Minggu, 10 Agustus 2014

Menjadi Caknun Marioteguh Atau Sujiwo Tejo Itu tidak ada Gunanya

Fenomena penjiplakan' mengagumi seseorang lalu ingin menjadi foto kopy orang yang dikagumi tersebut.

Lihat saja' berapa banyak orang rajin menulis tetang Mario Teguh, bahkan berbijak-bijak ria ala marioteguh. sangat banyak orang gandrung sama Caknun, sehingga ingin seperti caknun' bahkan orang membuat situs dan berbicara seperti caknun, tidak kalah banyak juga yang berkata blak-blakan ala Sujiwo Tejo.

Ini bukan soal positif negatif, kita mengambil hikmah dari orang lain itu sangat baik, bahkan kita juga harus banyak belajar dari orang lain. Maksudnya belajar dari orang lain itu bukan kita lantas menjadi mereka atau dia, semua yang ada baik itu alam, buku-buku terkenal, tokoh-tokoh terkenal, jadikan meraka tuas berpikir jembatan untuk menggali kemampuan diri. kalau yang dilakukan adalah menjiplak hannya akan tahu tetang diri yang dijiplak sama sekali tidak mengerti tentang diri kita sendiri.

Setiap orang punya jiwa dan karakter yang berbeda, dan setiap kata-kata atau tilisan seseorang ada jiwa orang tersebut disitu. yang jadi masalah apakan jiwa mu seperti orang yang kamu kagumi, dan apakah kalau kamu menjiplak tokoh yang kamu kagumi kamu bisa lebih hebat dari tokoh tersebut?. Anak KH Zaenudin MZ saja tidak akan bisa menjiplak bapaknya, ceramahnya tidak akan punya daya pukau seperti bapanya, sekalipun suaranya mirip bapaknya. karna dunia penjiplakan pasti akan gugur tak akan bisa sehebat aslinya.

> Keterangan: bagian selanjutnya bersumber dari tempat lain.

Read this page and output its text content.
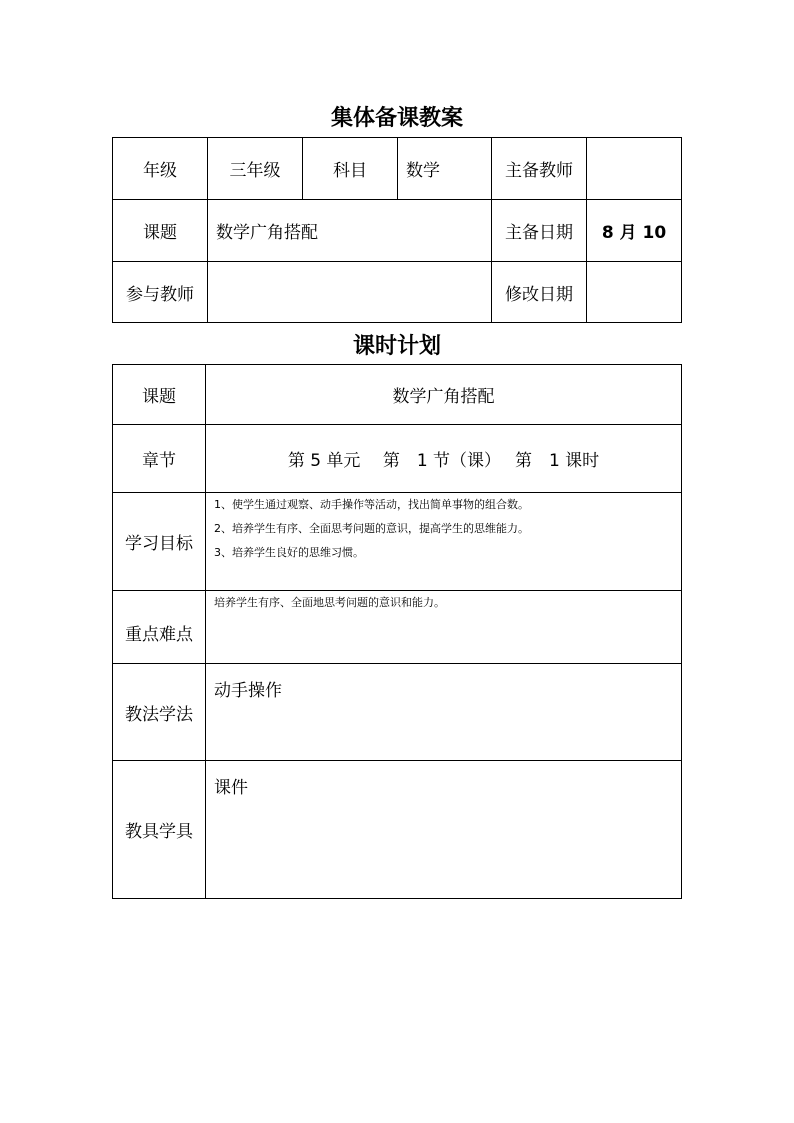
集体备课教案
年级	三年级	科目	数学	主备教师	
课题	数学广角搭配			主备日期	8 月 10
参与教师				修改日期	
课时计划
课题	数学广角搭配
章节	第 5 单元　 第　1 节（课）　 第　1 课时
学习目标	1、使学生通过观察、动手操作等活动，找出简单事物的组合数。
2、培养学生有序、全面思考问题的意识，提高学生的思维能力。
3、培养学生良好的思维习惯。

重点难点	培养学生有序、全面地思考问题的意识和能力。
教法学法	动手操作
教具学具	课件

Contoh orang lain untuk membangun potensi diri dengarkan petuah orang untuk tuas berpikir, imput boleh dari mana-mana dan dari siapa saja, tapi outputnya harus jiwa dan karakter kita.
Kalaupun ada orang yang wajahnya mirip sukarno atau sama persis sama suharto' dan berusaha bergaya bertindak seperti sukarno atau suharto, kan tidak akan se-enak saat kita memandang sosok suharto atau sukarno yang aslinya.